Entre la première République et la quatrième sous laquelle nous vivons, le chemin parcouru a été celui du combattant tant les régimes d’exception – six au total – et les insuffisances dans la pratique démocratique avaient marqué des sillons profonds dans la société burkinabè. La période révolutionnaire (entre le 4 août 1983 et le 15 octobre 1987) a été la plus génératrice de germes d’exclusion socio-politique. Les frustrations politiques étaient vives entre des leaders enclins aux clivages idéologiques, tout comme la répression systématique était la forme de gouvernance. Autant d’écueils qui ont éprouvé la paix sociale.

Dès son premier mandat présidentiel, Blaise COMAPORE a affiché une volonté réelle de rassembler tous les fils de la Nation burkinabè pour inventer un avenir différent de celui des tâtonnements et des exclusions déchirantes connus de par le passé. C’était le bien-fondé du programme de Large rassemblement pour le développement et la démocratie sur la base duquel il a été élu. Il avait lui-même résumé cet impératif en ces termes : « Lorsqu’en 1991, je plaçais mon premier programme septennal sous le signe d’un large rassemblement pour le développement et la démocratie, j’avais pour ambition, d’une part, de créer les conditions pour permettre à notre peuple de se réconcilier avec lui-même et avec ses dirigeants ; et, d’autre part de dégager un consensus minimum pour affronter les grands chantiers de développement… ». Ce pari, il faut le souligner, a été gagné par le président comme en attestent le bon fonctionnement des institutions républicaines et la tenue, dans la foulée, des premiers scrutins législatif et municipal avec la forte implication des partis politiques d’opposition.

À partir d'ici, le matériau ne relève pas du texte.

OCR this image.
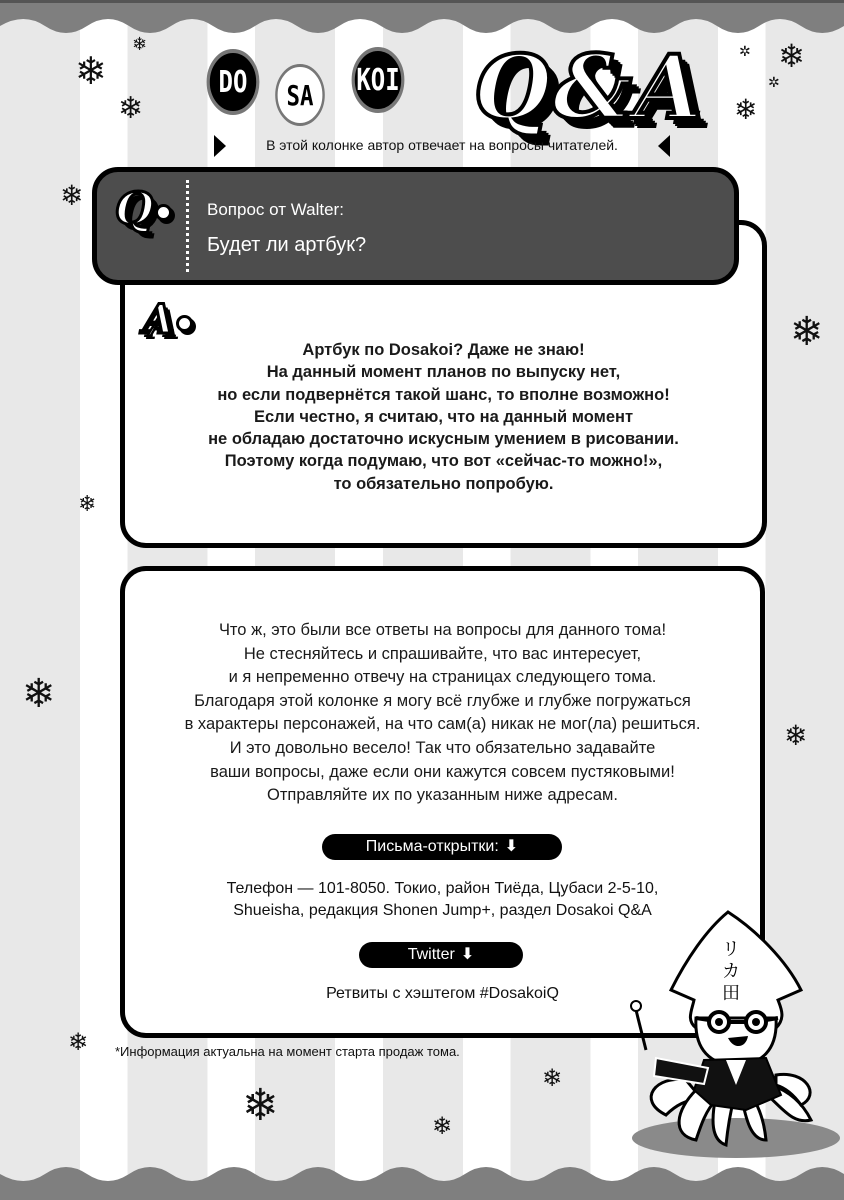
❄
❄
❄
❄
✲
✲
❄
❄
❄
❄
❄
❄
❄
❄	❄
❄
DO SA KOI Q&A
В этой колонке автор отвечает на вопросы читателей.
A
Артбук по Dosakoi? Даже не знаю!
На данный момент планов по выпуску нет,
но если подвернётся такой шанс, то вполне возможно!
Если честно, я считаю, что на данный момент
не обладаю достаточно искусным умением в рисовании.
Поэтому когда подумаю, что вот «сейчас-то можно!»,
то обязательно попробую.
Q	Вопрос от Walter:
Будет ли артбук?
Что ж, это были все ответы на вопросы для данного тома!
Не стесняйтесь и спрашивайте, что вас интересует,
и я непременно отвечу на страницах следующего тома.
Благодаря этой колонке я могу всё глубже и глубже погружаться
в характеры персонажей, на что сам(а) никак не мог(ла) решиться.
И это довольно весело! Так что обязательно задавайте
ваши вопросы, даже если они кажутся совсем пустяковыми!
Отправляйте их по указанным ниже адресам.
Письма-открытки: ⬇
Телефон — 101-8050. Токио, район Тиёда, Цубаси 2-5-10,
Shueisha, редакция Shonen Jump+, раздел Dosakoi Q&A
Twitter ⬇
Ретвиты с хэштегом #DosakoiQ
*Информация актуальна на момент старта продаж тома.
リ
カ
田
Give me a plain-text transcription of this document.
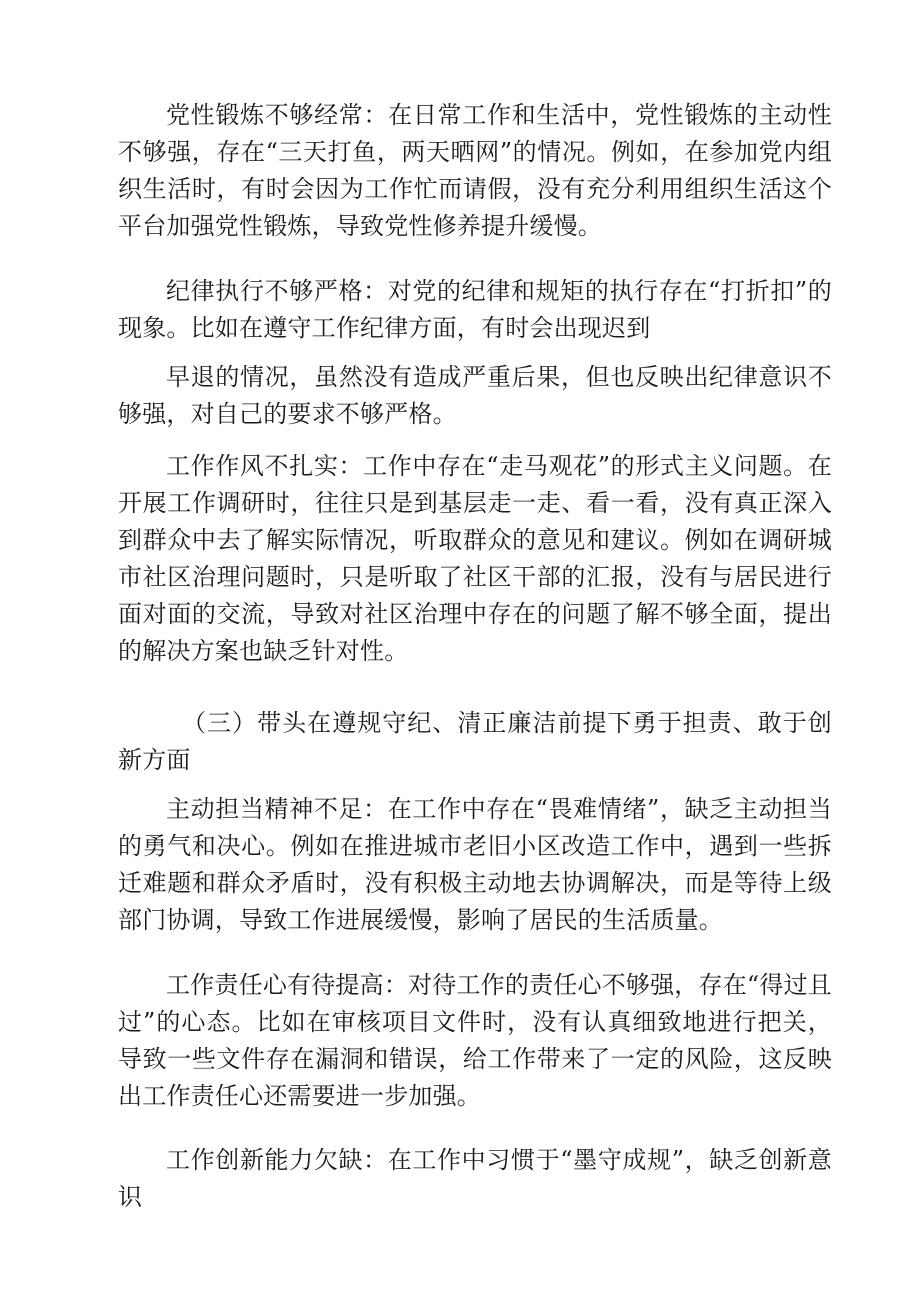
党性锻炼不够经常：在日常工作和生活中，党性锻炼的主动性不够强，存在“三天打鱼，两天晒网”的情况。例如，在参加党内组织生活时，有时会因为工作忙而请假，没有充分利用组织生活这个平台加强党性锻炼，导致党性修养提升缓慢。

纪律执行不够严格：对党的纪律和规矩的执行存在“打折扣”的现象。比如在遵守工作纪律方面，有时会出现迟到

早退的情况，虽然没有造成严重后果，但也反映出纪律意识不够强，对自己的要求不够严格。

工作作风不扎实：工作中存在“走马观花”的形式主义问题。在开展工作调研时，往往只是到基层走一走、看一看，没有真正深入到群众中去了解实际情况，听取群众的意见和建议。例如在调研城市社区治理问题时，只是听取了社区干部的汇报，没有与居民进行面对面的交流，导致对社区治理中存在的问题了解不够全面，提出的解决方案也缺乏针对性。

（三）带头在遵规守纪、清正廉洁前提下勇于担责、敢于创新方面

主动担当精神不足：在工作中存在“畏难情绪”，缺乏主动担当的勇气和决心。例如在推进城市老旧小区改造工作中，遇到一些拆迁难题和群众矛盾时，没有积极主动地去协调解决，而是等待上级部门协调，导致工作进展缓慢，影响了居民的生活质量。

工作责任心有待提高：对待工作的责任心不够强，存在“得过且过”的心态。比如在审核项目文件时，没有认真细致地进行把关，导致一些文件存在漏洞和错误，给工作带来了一定的风险，这反映出工作责任心还需要进一步加强。

工作创新能力欠缺：在工作中习惯于“墨守成规”，缺乏创新意识
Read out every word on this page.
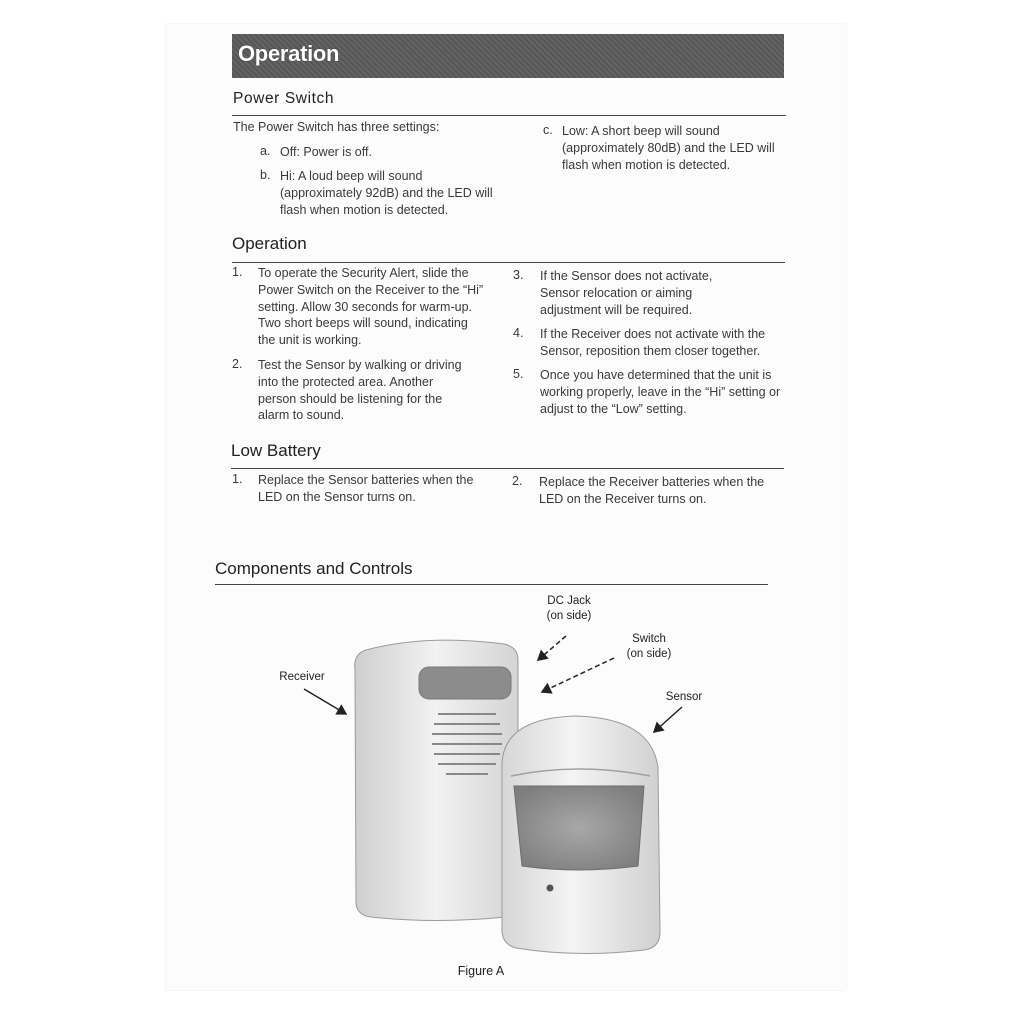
Operation
Power Switch

The Power Switch has three settings:

a. Off: Power is off.

b. Hi: A loud beep will sound (approximately 92dB) and the LED will flash when motion is detected.

c. Low: A short beep will sound (approximately 80dB) and the LED will flash when motion is detected.

Operation
1. To operate the Security Alert, slide the Power Switch on the Receiver to the “Hi” setting. Allow 30 seconds for warm-up. Two short beeps will sound, indicating the unit is working.

2. Test the Sensor by walking or driving into the protected area. Another person should be listening for the alarm to sound.

3. If the Sensor does not activate, Sensor relocation or aiming adjustment will be required.

4. If the Receiver does not activate with the Sensor, reposition them closer together.

5. Once you have determined that the unit is working properly, leave in the “Hi” setting or adjust to the “Low” setting.

Low Battery
1. Replace the Sensor batteries when the LED on the Sensor turns on.

2. Replace the Receiver batteries when the LED on the Receiver turns on.

Components and Controls
DC Jack
(on side)
Switch
(on side)
Receiver
Sensor
Figure A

On venait d’ouvrir une nouvelle page de notre histoire où les exclusions ou répressions pour différences politiques ou idéologiques sont devenues de vieux souverains. Les acteurs politiques ou les leaders d’opinion ont ainsi pu s’accommoder à la culture du débat contradictoire même si les résurgences du passé tumultueux confinaient certains d’entre eux à une opposition radicale stérile. Néanmoins le Burkina Faso est parvenu à baliser le chemin pour une démocratie participative qui se construit dans le dialogue permanent avec toutes les forces politiques et sociales du pays.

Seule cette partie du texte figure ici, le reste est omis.